You can use caret package, as well as functions
such as lm.ridge, knn or any build in functions to perform the model fitting. You should consider using
plots to demonstrate the results.

Note: You should be careful about three things: 1) how scaling in ridge affect the degrees of freedom; 2) how
does kNN take care of categorical variables. 3) Intercept in the ridge regression is not penalized, so there is 1
df for that. Explain or justify your approach.

data(Boston, package=”MASS”)
# head(Boston)
useLog = c(1,3,5,6,8,9,10,14)
Boston[,useLog] = log(Boston[,useLog])
Boston[,2] = Boston[,2] / 10
Boston[,7] = Boston[,7]^2.5 / 10^4
Boston[,11] = exp(0.4 * Boston[,11])/1000
Boston[,12] = Boston[,12] / 100
Boston[,13] = sqrt(Boston[,13])

Question 2 (Lasso regression) [5 points]

Use the Boston housing data again to perform the Lasso regression. For this question, you should consider
using the glmnet and the corresponding cross-validation version cv.glment to tune the parameters.

Perform
a complete Lasso regression analysis of this data, such as plotting the cross-validation errors, and how the
estimated parameters change as a function of λ. Select the best tuning that minimizes the cross-validation
error and report the selected variables. Compare this result to the best subset selection with AIC penalty.
Based on what we have learned, comment on how these two methods trade the bias-variance differently.

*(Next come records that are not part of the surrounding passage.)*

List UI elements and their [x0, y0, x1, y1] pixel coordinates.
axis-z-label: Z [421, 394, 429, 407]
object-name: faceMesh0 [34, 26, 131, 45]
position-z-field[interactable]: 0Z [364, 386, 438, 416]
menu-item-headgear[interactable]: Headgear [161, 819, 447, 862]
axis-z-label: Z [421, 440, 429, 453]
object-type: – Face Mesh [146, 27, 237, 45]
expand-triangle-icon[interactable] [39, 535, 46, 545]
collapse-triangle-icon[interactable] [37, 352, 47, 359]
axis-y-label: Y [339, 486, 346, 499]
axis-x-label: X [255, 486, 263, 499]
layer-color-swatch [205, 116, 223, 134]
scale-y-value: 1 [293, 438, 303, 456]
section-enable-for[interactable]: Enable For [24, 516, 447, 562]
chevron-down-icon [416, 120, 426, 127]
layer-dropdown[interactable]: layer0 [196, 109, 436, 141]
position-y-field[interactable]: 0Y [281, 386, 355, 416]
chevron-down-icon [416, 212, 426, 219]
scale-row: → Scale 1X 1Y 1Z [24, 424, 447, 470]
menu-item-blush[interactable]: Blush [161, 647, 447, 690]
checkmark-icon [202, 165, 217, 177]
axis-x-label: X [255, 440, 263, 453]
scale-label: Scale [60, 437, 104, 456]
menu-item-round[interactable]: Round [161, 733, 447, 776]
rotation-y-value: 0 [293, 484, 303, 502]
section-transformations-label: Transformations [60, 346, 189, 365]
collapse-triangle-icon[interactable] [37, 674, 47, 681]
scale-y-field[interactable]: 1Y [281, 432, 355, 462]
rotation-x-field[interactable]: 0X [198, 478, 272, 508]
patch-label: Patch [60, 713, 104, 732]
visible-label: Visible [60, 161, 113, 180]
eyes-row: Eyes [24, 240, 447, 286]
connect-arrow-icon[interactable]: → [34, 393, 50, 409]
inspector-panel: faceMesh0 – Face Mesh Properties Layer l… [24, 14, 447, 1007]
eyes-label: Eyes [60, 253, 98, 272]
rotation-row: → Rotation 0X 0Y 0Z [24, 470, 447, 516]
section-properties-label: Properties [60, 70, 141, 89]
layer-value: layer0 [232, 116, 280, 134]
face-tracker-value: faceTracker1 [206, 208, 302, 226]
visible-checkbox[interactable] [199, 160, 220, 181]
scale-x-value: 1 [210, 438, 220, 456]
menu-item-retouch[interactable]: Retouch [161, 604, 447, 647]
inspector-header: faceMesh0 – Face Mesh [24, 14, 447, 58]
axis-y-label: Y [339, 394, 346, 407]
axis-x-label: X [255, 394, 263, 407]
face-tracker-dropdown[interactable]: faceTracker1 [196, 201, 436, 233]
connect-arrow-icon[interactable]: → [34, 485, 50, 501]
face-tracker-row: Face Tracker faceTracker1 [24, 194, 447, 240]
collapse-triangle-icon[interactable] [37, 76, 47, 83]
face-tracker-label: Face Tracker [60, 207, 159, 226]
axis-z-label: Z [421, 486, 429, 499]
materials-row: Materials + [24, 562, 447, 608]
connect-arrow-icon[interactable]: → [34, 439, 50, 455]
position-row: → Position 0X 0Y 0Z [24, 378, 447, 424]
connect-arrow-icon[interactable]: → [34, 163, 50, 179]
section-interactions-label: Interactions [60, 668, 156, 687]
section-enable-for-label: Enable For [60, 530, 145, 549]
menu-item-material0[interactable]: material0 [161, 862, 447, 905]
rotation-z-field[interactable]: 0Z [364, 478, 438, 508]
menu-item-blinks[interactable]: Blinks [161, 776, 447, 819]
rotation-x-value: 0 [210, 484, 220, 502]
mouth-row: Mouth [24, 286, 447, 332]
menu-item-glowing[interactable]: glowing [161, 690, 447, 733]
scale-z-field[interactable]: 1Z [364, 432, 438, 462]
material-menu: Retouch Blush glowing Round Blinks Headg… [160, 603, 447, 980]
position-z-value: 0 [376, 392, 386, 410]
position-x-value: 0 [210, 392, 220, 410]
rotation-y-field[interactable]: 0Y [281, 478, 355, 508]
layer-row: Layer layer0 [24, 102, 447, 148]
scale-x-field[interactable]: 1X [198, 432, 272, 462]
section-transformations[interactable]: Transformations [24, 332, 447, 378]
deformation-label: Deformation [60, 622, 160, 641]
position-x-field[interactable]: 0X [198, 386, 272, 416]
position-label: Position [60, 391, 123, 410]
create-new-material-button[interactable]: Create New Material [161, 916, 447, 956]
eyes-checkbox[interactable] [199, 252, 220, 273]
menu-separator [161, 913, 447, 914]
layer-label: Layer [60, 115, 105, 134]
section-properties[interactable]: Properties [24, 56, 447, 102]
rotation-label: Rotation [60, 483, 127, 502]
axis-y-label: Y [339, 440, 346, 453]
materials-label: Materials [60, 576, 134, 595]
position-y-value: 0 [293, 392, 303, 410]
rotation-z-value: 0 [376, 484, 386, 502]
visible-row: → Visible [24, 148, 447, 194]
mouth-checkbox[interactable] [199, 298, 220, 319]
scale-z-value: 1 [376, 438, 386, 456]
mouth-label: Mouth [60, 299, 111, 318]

Extra-Credit Question [4 points]

On pages 8-9 of lecture 5.1, we discussed the coin tossing example that violates the strong likelihood principle.
The scientist tosses the coin 12 times, of which only 3 are heads. The statistician says: “you tossed the coin
12 times and you got 3 heads.

The one-sided p-value is 0.07”. Then the scientist says: “Well, it wasn’t exactly
like that. . . I actually repeated the coin tossing experiment until I got 3 heads and then I stopped”. The
statistician say: “In that case, your p-value is 0.03”. Given explanations for the two different conclusions.